In Zeiten des Klimawandels wird viel über Gewinner und Verlierer gesprochen. Ein Gewinner dieser Veränderungen ist der Grüne Zypressenrüssler, welcher ursprünglich im Süden Frankreichs, in Korsika und Sizilien in seiner Nominatform Pachyrhinus lethierryi lethierryi (Desbrochers des Loges, 1875) beheimatet ist. Im Laufe der Zeit wurde von Unterarten berichtet, meist wurden sie nur an der Farbe der Beschuppung unterschieden. Eine genetische Trennung der Unterarten ist dem Autor nicht bekannt und stellt die einstige Trennung in Frage. Aus diesem Grund werden in der Verbreitungskarte neuere vorliegende Funde der bisher auf Sardinien als eigene Unterart geführten Exemplare ab 2022 angegeben (Abbildung 1). 

Pachyrhinus lethierryi konnte sein Areal wesentlich erweitern und sich in weiten Teilen Europas etablieren. Wesentliche Faktoren für die Ausbreitung dürften die klimatischen Veränderungen und der Handel mit Ziergehölzen sein. Weiters findet die Art nahezu in allen Siedlungsbereichen Europas die entsprechenden Wirtsarten in ausreichender Menge vor.

Pachyrhinus lethierryi in Österreich

Das vermutlich erste Exemplar von P. lethierryi wurde 2016 in Kärnten gefunden. Entsprechend den bis vor kurzem gültigen Kriterien der Unterarttrennung wäre das Exemplar aufgrund seiner durchgehend grünen Beschuppung P. l. lethierryi zuzuordnen. 
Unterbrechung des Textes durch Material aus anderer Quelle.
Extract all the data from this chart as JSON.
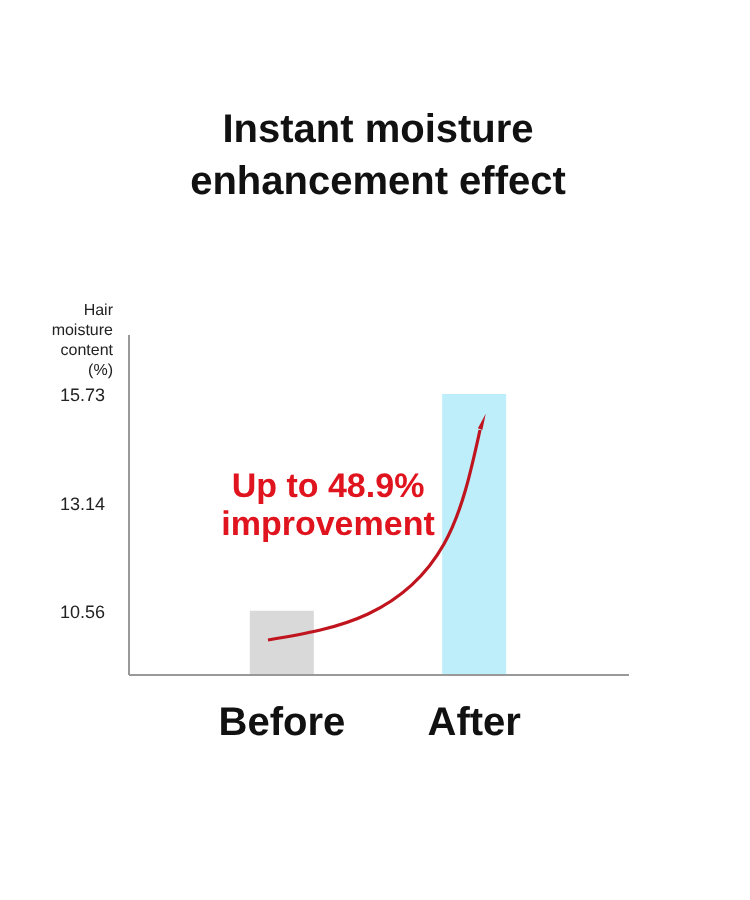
{
  "chart_data": {
    "type": "bar",
    "title": "Instant moisture\nenhancement effect",
    "ylabel": "Hair\nmoisture\ncontent\n(%)",
    "categories": [
      "Before",
      "After"
    ],
    "values": [
      10.56,
      15.73
    ],
    "colors": [
      "#d9d9d9",
      "#bdeefa"
    ],
    "ylim": [
      9.05,
      17.16
    ],
    "yticks": [
      10.56,
      13.14,
      15.73
    ],
    "annotations": [
      "Up to 48.9%\nimprovement"
    ]
  }
}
Das Exemplar wurde in einer für die Jahreszeit sehr warmen Zeitperiode an einem frühlingshaften Tag gefangen – mit Tageshöchstwerten zwischen 14 und 17 °C. Im umliegenden Garten und in den Nachbargärten fanden sich lediglich einige seit vielen Jahren hier wachsende Thuja occidentalis (Abendländischer Lebensbaum) und Chamaecyparis lawsoniana var. Glauca (Lawsons Scheinzypresse) sowie ein Metasequoia glyptostroboides (Urweltmammutbaum) und drei Cupressus sempervirens var. Pyramidalis (Säulenzypresse). Weiters wurde 2015 ein Juniperus squamata (Beschuppter Wacholder) als Bonsai, welcher ebenfalls als potenzieller Wirtsbaum in Frage kommt, gepflanzt. Weitere Cupressaceen finden sich im umgebenden Siedlungsbereich.

Aus Österreich sind weitere sechs Exemplare bei der Suche nach Informationen in der Datenbank des GBIF zu finden: ein Exemplar im Mai 2018 aus Wien Aspern, ein Exemplar im Mai 2020 aus Niederösterreich, je ein Exemplar im Juni 2021 aus Niederösterreich, Baden bei Wien, und der Steiermark, Graz, und zwei Exemplare im Mai 2022 in Kärnten (GBIF 2023).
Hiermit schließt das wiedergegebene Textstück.